A few days ago that powerhouse of an actor Kirk Douglas turned 99. I might not have noticed it if it weren’t for the fact that a week before, when my three kids were picking out a DVD for family movie night, they settled on 20,000 Leagues Under the Sea. I hadn’t seen it since I was a kid myself, so sitting down to revisit it was a bit of a revelation.
Sure, the scenery all ends up with Kirk Douglas’s teeth marks all over it. His Ned is shameless in his mugging for the camera, but it fits. Watching again as an adult, his braggart of a character isn’t as admirable as he was to a boy—his actions are what cause the tragic ending of the film.
James Mason gives a gloweringly melodramatic performance, but he succeeds tremendously in making Captain Nemo magnetically compelling in his warped ideological drive against colonialism and injustice. Together with Ned, the actions of the two men made for some good discussions with my kids about right and wrong action in the service of a cause.
And perhaps most of all, there’s the look of the movie. As befits a studio founded as an animation house, the Walt Disney crew here is devoted to creating powerful story-book images on screen. The Nautilus, the undersea funeral, the giant squid—the scenes all look somewhat familiar because their influence can be felt in dozens of other movies made since. To pick just one, there’s Hayao Miyazaki’s Ponyo, which features a sort of bizarro version of the Nautilus piloted by a Nemo-like undersea wizard with a similar grudge against the world above.
There are some things which don’t work well. Peter Lorre’s signature creepiness is wasted in a role which could have been played by any actor. There’s an encounter with a warrior tribe on an island which comes off as caricatured (though the comic flight of Ned from them also gets visually recycled in later films such as the Pirates of the Caribbean movies). The protagonist of the Jules Verne book, Professor Pierre M. Aronnax –played here by Paul Lukas—can’t compete against the star power of Mason and Douglas. And like most adaptations of Verne, Captain Nemo is portrayed as a European, instead of being Indian as in the source novel. (Looking around online, it appears Nemo has only once been portrayed by an Indian actor, when he was played by Naseeruddin Shah in the 2003 movie The League of Extraordinary Gentlemen—a film I do not recommend.)
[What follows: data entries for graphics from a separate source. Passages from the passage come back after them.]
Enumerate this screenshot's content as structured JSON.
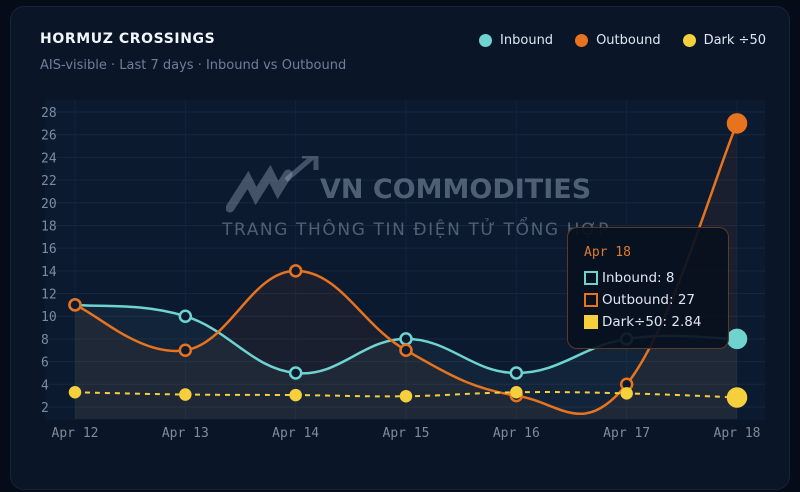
{
  "header": {
    "title": "HORMUZ CROSSINGS",
    "subtitle": "AIS-visible · Last 7 days · Inbound vs Outbound"
  },
  "watermark": {
    "name": "VN COMMODITIES",
    "tagline": "TRANG THÔNG TIN ĐIỆN TỬ TỔNG HỢP"
  },
  "tooltip": {
    "date": "Apr 18",
    "rows": [
      "Inbound: 8",
      "Outbound: 27",
      "Dark÷50: 2.84"
    ]
  },
  "chart_data": {
    "type": "line",
    "categories": [
      "Apr 12",
      "Apr 13",
      "Apr 14",
      "Apr 15",
      "Apr 16",
      "Apr 17",
      "Apr 18"
    ],
    "ylim": [
      2,
      28
    ],
    "yticks": [
      2,
      4,
      6,
      8,
      10,
      12,
      14,
      16,
      18,
      20,
      22,
      24,
      26,
      28
    ],
    "grid": true,
    "legend_position": "top-right",
    "series": [
      {
        "name": "Inbound",
        "color": "#6fd3cf",
        "values": [
          11,
          10,
          5,
          8,
          5,
          8,
          8
        ]
      },
      {
        "name": "Outbound",
        "color": "#e8731f",
        "values": [
          11,
          7,
          14,
          7,
          3,
          4,
          27
        ]
      },
      {
        "name": "Dark ÷50",
        "color": "#f6cf3c",
        "dashed": true,
        "values": [
          3.3,
          3.1,
          3.05,
          2.95,
          3.3,
          3.2,
          2.84
        ]
      }
    ]
  }
}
But these flaws all fade away as you watch. The corniness of Kirk Douglas strumming a turtle-shell guitar to a sea-lion is counterweighed by the justly celebrated battle with the giant squid—still one of the most effective action sequences ever filmed.
It’s a whale of a tale. After watching it, my eight-year-old son turned to me and asked if the movie was based on a book. Upon hearing it was, he requested that we read it together. So we will.